03.02.2013 – Comunidade Goiabal – Carauari
Partimos por volta das sete horas já que a jornada era bem mais curta neste último dia. Passamos pelo Arrombado do Euré que certamente em menos de uma década deverá alterar novamente o seu curso. Ele deverá romper o bloqueio em um pequeno estreito ([3]) diminuindo ainda mais a distância até Carauari.
Chegamos depois do meio-dia a um Lago muito assoreado que já foi um dia o leito principal do Juruá e avançamos lentamente até a bela Cidade. Sem o auxílio da correnteza do Rio nossa velocidade que antes girava em torno dos 13 km/h, passou para 7,7 km/h. Em Caruari ([4]), depois de remar por 63 km, novamente fomos socorridos pelos amigos da Polícia Militar liderados pelo 1° Tenente Alain que providenciou para que ficássemos instalados no confortável Hotel Medeiros e realizássemos as refeições no Restaurante Bom Gosto. O acesso à internet, por sua vez, só foi possível graças à boa vontade da Fernanda Camilo Ferreira, Agente de Pesquisas e Mapeamento do IBGE.
²Total Parcial: Itamarati ‒ Caruari = 531,0 km
²Total Geral: Foz do Breu ‒ Caruari = 2.308,5 km
Por Hiram Reis e Silva (*), Bagé, 12.03.2021 – um Canoeiro eternamente em busca da Terceira Margem.

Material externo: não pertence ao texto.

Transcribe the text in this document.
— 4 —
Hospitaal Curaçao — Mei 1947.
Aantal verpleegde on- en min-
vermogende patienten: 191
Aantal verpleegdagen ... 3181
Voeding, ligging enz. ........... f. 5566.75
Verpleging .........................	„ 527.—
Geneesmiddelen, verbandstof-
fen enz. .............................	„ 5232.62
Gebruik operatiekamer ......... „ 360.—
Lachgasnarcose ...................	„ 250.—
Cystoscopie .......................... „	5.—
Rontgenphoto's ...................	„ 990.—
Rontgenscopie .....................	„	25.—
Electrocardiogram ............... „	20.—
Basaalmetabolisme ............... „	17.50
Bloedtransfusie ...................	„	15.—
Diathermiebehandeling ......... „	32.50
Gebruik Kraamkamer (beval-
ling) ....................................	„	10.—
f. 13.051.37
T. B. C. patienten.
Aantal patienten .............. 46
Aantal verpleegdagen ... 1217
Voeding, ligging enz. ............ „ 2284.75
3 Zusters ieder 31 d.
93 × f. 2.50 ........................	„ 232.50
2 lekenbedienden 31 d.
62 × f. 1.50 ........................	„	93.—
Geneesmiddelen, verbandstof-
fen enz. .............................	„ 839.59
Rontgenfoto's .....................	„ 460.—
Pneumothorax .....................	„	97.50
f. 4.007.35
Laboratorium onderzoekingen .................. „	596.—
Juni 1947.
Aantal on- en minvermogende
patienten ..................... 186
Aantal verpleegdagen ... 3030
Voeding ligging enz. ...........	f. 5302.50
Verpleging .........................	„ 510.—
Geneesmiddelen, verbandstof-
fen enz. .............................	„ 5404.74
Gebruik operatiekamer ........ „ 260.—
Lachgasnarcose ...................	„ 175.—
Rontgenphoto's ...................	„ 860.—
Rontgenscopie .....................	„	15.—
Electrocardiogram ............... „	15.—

(*) Hiram Reis e Silva é Canoeiro, Coronel de Engenharia, Analista de Sistemas, Professor, Palestrante, Historiador, Escritor e Colunista;
- Campeão do II Circuito de Canoagem do Mato Grosso do Sul (1989)
- Ex-Professor do Colégio Militar de Porto Alegre (CMPA);
- Ex-Pesquisador do Departamento de Educação e Cultura do Exército (DECEx);
- Ex-Presidente do Instituto dos Docentes do Magistério Militar – RS (IDMM – RS);
- Ex-Membro do 4° Grupamento de Engenharia do Comando Militar do Sul (CMS)
- Presidente da Sociedade de Amigos da Amazônia Brasileira (SAMBRAS);
- Membro da Academia de História Militar Terrestre do Brasil – RS (AHIMTB – RS);
- Membro do Instituto de História e Tradições do Rio Grande do Sul (IHTRGS – RS);
- Membro da Academia de Letras do Estado de Rondônia (ACLER – RO)
- Membro da Academia Vilhenense de Letras (AVL – RO);
- Comendador da Academia Maçônica de Letras do Rio Grande do Sul (AMLERS)
- Colaborador Emérito da Associação dos Diplomados da Escola Superior de Guerra (ADESG).
- Colaborador Emérito da Liga de Defesa Nacional (LDN).
- E-mail: [email protected].
[1] Comunidade da Boca do Preguiça: 05°18’21,0” S / 67°13’02,9” O.
[2] Comunidade Goiabal: 05°04’54,2” S / 67°01’45,1” O.
[3] Estreito: 05°04’04,8” S / 66°52’39,2” O.
[4] Caruari: 04°52’49,0” S / 66°53’47,2” O.